Exemplos de algumas ações no sentido de ordenamento e conservação sócio-ambiental para a Amazônia são: ações do PPG7, PROBIO, PROAMBIENTE, CNPT, a criação do SNUC (MMA/IBAMA), Secretaria de Desenvolvimento Territorial (MDA) dentre outras visam hoje trabalhar com iniciativas sócio-econômicas e ambientais na Amazônia. Essas iniciativas têm como objetivo principal a conservação, no caso de ações do MMA, e a valorização dos potenciais socioeconômicos de diferentes territórios pelo MDA.

parte das cidades. Ressalta-se que as condições de moradia urbana, principalmente nas áreas periféricas dos grandes centros, são precárias em termos de saneamento básico, infra-estrutura de acesso e transporte.

Becker destaca que o mais importante em todos os processos que conduziram a tais mudanças estruturais é a modificação na organização da sociedade da Amazônia.

Essa é a base de todo processo e está ligada às grandes mazelas da região: as telecomunicações, a mobilidade do trabalho, a urbanização. O fato é que houve uma tomada de consciência enorme por parte da população, um aprendizado social e político, e a sociedade se organizou como nunca antes tinha se verificado, nem na região nem, talvez, no Brasil. Mesmo não conhecendo em profundidade as outras regiões do Brasil em comparação rigorosa, facilmente se constata a importância das mudanças na organização da sociedade civil na Amazônia: grupos sociais, projetos alternativos, movimentos socioambientais que, efetivamente, dominaram o cenário regional, especialmente no período entre 1985 e 1996, anterior aos programas governamentais Avança Brasil e Brasil em Ação.

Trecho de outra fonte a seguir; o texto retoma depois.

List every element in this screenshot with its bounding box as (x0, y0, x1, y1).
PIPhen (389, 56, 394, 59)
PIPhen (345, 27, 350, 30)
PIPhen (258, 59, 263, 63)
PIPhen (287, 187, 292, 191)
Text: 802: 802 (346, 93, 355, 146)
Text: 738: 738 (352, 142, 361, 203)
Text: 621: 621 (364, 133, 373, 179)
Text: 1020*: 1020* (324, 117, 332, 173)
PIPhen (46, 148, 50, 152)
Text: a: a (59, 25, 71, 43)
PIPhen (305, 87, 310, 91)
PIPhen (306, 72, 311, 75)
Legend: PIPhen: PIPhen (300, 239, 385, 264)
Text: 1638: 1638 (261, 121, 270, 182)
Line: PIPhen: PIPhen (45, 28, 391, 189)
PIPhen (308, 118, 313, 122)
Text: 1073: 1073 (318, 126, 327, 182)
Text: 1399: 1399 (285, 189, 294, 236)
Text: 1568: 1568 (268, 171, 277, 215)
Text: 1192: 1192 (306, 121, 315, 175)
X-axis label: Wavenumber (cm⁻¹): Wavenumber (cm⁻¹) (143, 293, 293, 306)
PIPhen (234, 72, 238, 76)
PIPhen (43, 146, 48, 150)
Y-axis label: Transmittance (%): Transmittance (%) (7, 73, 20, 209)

A visão dessas mudanças estruturais ajuda, assim, a derrubar certos mitos sobre a região que, é importante destacar, também não se revela homogênea, nem na sua percepção interna, nem na sua percepção externa (...) as escala, percepções (...) estão ligadas a interesses e motivações diversas. (BECKER, 2007, p.25)

Os fatores que configuram a ocupação da Amazônia em termos de distribuição populacional, ordenamento urbano e territorial, concentração de fixos e fluidez de fluxos, condições de desenvolvimento social e cultural das populações locais, condições de acesso, seja via conectividade informacional ou via estradas e rios, são a base do cenário de atuação das políticas nacionais que a seguir detalharemos. Este pano de fundo para toda e qualquer iniciativa de desenvolvimento econômico, social, político ou sustentável deve ser considerado, pois indica os elementos possíveis, lacunas latentes e a própria escala de magnitude do que se pretende e quem pretende o que para a região. São vários os atores e os interesses que compõem a existência e atuação na Amazônia. As forças econômicas de grandeza internacional e interesses ainda não completamente mensuráveis para a região encontram povos e comunidades tradicionais que, com atuação em escalas locais, contribuem fortemente para a configuração do todo da Bacia Amazônica. Esse encontro de forças reflete o caráter não homogêneo de que fala Becker, e reflete também, como veremos adiante, a necessidade paradoxal de políticas suficientemente abrangentes e específicas, que atendam as comunidades locais, étnicas, urbanas regionais, e equilibrem as necessidades do desenvolvimento de maneira a torná- lo o mais sustentável possível.